Saåad – Deep/Float (Hands In The Dark, 2014)


Where to even begin; French duo Saåad have been a big part of my music consumption for the last couple of years, cranking out thick, heady and emotionally charged noisy drone ambient music tinged with field recordings. Over the years they’ve slowly been refining this cathartic sound, filled with grumbling bass drones and wailing vocals, to the point where they’re now sufficiently pleased with their work to finally release their first full length record on vinyl in Deep/Float.

And so we’re back in business once more with opener “Valley Of Quartz”, sweeping away the preceding silence with a deep drone thrum, a blaring but restrained wall of sound that not only does away with the darkness but feels like the darkness itself, mingling with soft pulses of noise and crushed synth fiddlings in the distant backfield. We’re very much stuck at the bottom of this chasm, these two sheer columns of rock rising darkly at our sides, a sliver of delicate light floating in through the slim crack at the surface giving us just the faintest amount of hope. It sustains this for some time, seemingly endless in its construction, but it does have a limit and that impenetrable drone bows out to make way seamlessly for “Alone In The Light”. Its namesake is only illusory, however, as the track still retains much of the crushing darkness of the opener in its growing drone fugue, slowly and calmly obliterating the sparse opening textures of metallic tinkling. But there is a metamorphosis in the sound, deceptively slow as it is, that transforms this menacing dull roar into something altogether more placid, a slight softening and edge rounding that adds a certain extra-dimension of emotional complexity to it.

“Giant Mouth” opens to echoic breaths and the scrabble of loose stones tumbling, the sharp and crisp juxtaposed against the ethereal as we’re silhouetted, poised at the mouth of this cavern. This is our escape, our breakthrough moment where we can start to leave behind those darker and oppressive moments behind us and crawl out into the sunlight once more, and as we catch those precious first few rays the track warms up exponentially, a crescendo of multiplying, euphoric synth drones finally breaking free of their restraints. There’s still a distant roar, like an eternal scream of happiness propagating through the background fabric of the track, reverbing and smushed and internalised, hidden away. But this elation is short lived as we’re reminded of our shortcomings and self-loathing once again in the truly stunning “I Will Always Disappoint You”, a track I scarcely know how to describe. It rises like a melancholic wave of sound, the ruinous drone of the opener returning  to centre stage  to be accompanied by aggressive and fragmentary guitar, the whole thing reverbed and empty, alone in a dark bubble of thought that just becomes increasingly sparse and more desperate, the core of the problem slowly coming into view. A piercing note cuts through the mix to signal the onset of the sonic abandonment and we’re left with nothing more than an echoic silence, filled with menacing sounds of unknown origin, thunderous in the silence but not unlike the much needed reorganisation of furniture, settings things right.
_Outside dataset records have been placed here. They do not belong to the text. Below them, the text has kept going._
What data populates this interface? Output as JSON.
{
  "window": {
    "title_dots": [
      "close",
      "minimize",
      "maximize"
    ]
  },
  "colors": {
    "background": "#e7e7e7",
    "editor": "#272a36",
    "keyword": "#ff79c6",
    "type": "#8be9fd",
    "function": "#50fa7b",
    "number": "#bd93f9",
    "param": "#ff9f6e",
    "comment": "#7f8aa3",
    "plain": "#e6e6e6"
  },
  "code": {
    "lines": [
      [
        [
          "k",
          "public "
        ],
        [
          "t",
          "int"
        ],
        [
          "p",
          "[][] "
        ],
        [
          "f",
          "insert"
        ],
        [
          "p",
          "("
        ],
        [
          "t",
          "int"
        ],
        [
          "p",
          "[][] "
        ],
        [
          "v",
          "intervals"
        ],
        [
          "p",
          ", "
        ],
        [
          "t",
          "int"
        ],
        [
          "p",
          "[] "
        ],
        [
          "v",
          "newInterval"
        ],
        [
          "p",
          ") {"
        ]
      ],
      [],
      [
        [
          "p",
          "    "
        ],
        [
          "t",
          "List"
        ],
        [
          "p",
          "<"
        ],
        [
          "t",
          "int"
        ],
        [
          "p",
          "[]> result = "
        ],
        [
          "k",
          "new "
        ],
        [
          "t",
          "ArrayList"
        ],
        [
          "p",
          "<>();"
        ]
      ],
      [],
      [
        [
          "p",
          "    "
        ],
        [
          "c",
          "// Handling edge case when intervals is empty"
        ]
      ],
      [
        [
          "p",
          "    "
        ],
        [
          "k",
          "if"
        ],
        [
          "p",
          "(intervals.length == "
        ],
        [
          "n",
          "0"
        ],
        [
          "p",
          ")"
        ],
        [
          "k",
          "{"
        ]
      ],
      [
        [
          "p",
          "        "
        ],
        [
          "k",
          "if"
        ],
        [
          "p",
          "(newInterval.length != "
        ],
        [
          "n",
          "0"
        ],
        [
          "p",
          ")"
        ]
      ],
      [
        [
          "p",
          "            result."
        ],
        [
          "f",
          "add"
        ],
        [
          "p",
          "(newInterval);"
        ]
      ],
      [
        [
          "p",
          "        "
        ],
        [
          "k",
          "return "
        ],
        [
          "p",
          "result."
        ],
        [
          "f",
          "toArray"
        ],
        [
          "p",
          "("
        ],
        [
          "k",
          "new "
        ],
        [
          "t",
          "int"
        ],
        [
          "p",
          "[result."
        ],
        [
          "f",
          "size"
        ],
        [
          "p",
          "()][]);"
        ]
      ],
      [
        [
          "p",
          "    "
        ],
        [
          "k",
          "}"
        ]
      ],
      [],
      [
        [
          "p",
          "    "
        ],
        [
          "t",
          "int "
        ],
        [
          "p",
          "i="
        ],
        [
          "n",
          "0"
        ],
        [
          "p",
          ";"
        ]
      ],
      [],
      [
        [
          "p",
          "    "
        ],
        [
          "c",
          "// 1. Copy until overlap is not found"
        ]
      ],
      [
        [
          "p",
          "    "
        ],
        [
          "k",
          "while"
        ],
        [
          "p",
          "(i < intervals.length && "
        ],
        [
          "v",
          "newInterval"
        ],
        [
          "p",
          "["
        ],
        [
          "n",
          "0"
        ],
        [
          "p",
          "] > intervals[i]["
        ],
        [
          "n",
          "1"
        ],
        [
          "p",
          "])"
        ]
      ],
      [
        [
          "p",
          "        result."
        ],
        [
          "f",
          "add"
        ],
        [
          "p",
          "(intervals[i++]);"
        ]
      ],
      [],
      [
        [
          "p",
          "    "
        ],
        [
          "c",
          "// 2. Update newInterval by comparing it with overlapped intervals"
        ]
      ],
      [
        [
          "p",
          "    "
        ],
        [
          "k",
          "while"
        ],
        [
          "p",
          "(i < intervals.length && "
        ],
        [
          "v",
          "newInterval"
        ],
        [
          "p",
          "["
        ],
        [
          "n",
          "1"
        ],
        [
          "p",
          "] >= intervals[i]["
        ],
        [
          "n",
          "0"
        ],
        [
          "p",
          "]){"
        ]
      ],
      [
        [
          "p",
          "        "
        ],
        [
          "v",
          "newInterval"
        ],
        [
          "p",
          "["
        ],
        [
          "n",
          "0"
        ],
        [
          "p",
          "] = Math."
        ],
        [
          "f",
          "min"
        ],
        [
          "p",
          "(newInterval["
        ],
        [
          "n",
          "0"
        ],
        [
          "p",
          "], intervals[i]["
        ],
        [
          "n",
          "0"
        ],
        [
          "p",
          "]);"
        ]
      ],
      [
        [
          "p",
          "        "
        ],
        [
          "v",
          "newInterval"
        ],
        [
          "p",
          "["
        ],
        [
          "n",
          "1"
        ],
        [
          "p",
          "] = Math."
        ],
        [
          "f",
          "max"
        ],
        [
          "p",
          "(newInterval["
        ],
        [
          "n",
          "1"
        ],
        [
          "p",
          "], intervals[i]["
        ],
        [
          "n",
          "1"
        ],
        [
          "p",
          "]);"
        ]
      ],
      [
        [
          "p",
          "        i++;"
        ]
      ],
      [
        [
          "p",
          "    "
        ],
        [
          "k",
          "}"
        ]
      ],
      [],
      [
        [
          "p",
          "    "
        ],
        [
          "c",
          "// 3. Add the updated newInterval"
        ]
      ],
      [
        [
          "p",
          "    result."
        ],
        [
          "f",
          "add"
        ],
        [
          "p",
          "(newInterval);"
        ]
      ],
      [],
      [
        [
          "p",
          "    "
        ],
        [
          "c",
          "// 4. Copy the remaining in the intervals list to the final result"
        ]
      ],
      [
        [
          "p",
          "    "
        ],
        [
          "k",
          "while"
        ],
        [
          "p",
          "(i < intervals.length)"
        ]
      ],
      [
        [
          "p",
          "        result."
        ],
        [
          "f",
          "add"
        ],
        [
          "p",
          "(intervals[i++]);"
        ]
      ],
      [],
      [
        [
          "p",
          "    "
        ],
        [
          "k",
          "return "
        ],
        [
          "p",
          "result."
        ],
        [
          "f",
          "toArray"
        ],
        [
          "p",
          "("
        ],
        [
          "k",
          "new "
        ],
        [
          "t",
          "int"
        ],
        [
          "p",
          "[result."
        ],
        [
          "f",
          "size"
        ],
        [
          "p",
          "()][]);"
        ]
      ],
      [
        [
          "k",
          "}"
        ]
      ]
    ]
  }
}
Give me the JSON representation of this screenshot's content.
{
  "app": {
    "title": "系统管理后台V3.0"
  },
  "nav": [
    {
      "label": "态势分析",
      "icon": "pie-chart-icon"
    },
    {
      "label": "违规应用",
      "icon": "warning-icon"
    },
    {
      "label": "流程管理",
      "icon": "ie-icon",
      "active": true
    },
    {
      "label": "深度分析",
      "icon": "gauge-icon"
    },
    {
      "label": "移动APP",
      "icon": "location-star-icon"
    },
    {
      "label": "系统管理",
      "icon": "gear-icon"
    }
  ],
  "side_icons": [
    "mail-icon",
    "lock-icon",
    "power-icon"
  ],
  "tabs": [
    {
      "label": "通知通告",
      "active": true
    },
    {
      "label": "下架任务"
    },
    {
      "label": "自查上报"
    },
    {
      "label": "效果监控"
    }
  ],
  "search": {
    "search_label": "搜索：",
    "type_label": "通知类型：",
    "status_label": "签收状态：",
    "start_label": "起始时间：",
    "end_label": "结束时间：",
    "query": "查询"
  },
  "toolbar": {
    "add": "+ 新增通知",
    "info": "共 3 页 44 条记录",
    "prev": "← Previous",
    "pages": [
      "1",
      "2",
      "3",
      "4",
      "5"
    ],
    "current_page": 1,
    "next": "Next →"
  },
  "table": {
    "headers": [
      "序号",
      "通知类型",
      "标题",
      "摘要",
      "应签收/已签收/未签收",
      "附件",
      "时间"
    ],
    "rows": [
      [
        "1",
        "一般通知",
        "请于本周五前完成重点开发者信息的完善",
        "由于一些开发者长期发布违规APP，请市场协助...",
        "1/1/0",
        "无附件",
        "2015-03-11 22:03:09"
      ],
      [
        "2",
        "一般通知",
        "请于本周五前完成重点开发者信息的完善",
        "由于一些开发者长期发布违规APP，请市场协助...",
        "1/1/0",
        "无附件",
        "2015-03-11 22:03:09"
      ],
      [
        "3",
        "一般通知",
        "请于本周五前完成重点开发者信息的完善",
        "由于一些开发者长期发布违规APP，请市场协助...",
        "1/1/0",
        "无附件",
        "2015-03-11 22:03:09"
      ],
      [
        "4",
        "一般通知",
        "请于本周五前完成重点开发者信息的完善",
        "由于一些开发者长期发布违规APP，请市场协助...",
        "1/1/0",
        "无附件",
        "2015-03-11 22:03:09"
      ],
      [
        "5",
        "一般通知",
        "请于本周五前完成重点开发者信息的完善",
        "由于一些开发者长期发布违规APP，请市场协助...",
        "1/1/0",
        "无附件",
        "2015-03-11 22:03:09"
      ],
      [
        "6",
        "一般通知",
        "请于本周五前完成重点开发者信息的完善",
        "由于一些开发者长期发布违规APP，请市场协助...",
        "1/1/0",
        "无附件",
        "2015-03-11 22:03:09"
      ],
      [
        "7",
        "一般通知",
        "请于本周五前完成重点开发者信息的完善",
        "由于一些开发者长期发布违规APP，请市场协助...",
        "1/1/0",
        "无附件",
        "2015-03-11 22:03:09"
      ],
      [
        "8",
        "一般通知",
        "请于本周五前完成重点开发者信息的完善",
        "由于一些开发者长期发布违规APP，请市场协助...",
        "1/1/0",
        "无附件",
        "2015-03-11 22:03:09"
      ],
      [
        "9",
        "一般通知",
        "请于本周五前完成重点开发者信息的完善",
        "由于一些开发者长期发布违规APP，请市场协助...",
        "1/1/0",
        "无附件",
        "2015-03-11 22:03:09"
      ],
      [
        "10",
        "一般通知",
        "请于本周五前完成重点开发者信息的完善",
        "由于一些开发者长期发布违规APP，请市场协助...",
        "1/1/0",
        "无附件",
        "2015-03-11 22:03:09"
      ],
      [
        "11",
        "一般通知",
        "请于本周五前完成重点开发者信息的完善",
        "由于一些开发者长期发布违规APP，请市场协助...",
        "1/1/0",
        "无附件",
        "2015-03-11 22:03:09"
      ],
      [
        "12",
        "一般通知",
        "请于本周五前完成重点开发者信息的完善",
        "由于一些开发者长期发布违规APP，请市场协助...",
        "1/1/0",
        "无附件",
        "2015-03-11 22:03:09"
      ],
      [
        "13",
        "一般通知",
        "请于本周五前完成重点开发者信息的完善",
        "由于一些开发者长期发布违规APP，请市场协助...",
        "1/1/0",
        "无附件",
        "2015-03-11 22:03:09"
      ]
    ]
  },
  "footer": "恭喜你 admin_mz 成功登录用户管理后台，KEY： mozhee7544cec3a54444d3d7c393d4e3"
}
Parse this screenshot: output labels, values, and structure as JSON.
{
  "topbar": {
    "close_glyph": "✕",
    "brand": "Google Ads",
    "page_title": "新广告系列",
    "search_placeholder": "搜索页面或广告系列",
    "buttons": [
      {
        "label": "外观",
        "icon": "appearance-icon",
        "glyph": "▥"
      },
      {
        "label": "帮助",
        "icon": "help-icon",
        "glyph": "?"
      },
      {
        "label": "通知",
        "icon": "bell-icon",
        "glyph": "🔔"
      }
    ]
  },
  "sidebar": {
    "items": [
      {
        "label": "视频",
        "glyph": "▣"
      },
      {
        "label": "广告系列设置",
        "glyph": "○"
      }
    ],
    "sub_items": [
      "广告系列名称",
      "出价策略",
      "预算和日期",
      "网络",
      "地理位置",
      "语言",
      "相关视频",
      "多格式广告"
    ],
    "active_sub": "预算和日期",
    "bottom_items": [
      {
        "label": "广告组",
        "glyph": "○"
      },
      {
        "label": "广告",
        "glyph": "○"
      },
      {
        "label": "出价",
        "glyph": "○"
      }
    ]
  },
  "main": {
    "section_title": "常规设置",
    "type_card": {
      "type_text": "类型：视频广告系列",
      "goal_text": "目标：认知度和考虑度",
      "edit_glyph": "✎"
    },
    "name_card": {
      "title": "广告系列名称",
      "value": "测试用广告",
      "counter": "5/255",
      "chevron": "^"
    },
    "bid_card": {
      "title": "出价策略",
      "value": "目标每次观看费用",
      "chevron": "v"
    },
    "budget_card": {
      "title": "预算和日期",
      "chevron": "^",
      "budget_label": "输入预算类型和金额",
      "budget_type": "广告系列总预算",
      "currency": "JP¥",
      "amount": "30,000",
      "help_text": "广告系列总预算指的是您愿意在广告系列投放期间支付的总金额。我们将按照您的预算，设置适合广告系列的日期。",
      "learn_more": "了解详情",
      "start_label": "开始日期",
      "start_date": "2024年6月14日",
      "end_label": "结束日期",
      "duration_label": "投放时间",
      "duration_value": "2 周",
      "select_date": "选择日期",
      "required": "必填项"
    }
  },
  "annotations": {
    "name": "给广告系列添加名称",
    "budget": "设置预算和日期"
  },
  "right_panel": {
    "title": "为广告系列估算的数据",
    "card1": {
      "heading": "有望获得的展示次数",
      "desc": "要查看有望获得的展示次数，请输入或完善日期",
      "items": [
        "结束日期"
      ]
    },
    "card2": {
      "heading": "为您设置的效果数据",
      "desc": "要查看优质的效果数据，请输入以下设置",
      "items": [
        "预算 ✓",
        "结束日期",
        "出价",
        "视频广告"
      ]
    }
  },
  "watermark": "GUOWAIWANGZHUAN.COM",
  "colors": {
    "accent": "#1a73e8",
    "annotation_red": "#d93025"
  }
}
Pre-release single “New Helicon” is waiting on the other side of the chaos and misery, a new start waiting to begin. It’s light to begin with, but with a definite coolness and anxiety to the shimmering, oscillating tones that warble endlessly, but they get swept up in the surge of fresh guitar drone that carries the heart of the track along. a lush and curious sound that’s every bit as gentle as it is big and bold. There’s something totally indescribable about the quality of this track, its attitude and emotional presence, it’s hard to pin down. It’s like the early precursory flames of a larger fire, that of the all-to-soon closer “After Love”. I’m over it, Saåad seem to say with this piece, as we open the thick and dusty curtains to the world again after our period of reflection. Sunlight streams in on musty waves of luxurious and relieved guitar drone and faint, thankful voices in what is perhaps the best album closer of the year thus far, a gentle giant of a track that simply paralyses you in its gorgeous catharsis and sumptuously complex layers, now fully recharged and ready to open the door back to reality as the track spins out in an emptying, rising silence.

I realise I possibly say this about every release of theirs but Saåad really have pulled something out of the bag with this one. There’s a clear starkness, loneliness and alienation to the record, the sound of a man/woman fighting their way out of a depressive fugue and making their way back to normality, but it’s not harsh or forced, it’s dangerously relatable and utterly consuming in its simple struggle. The drones and the listener fuse into one body in a state of transcendental empathy, looking out with their own eyes but in with another. It’s a wholly original and organic album that will stir even the most heartless music listener. A must listen.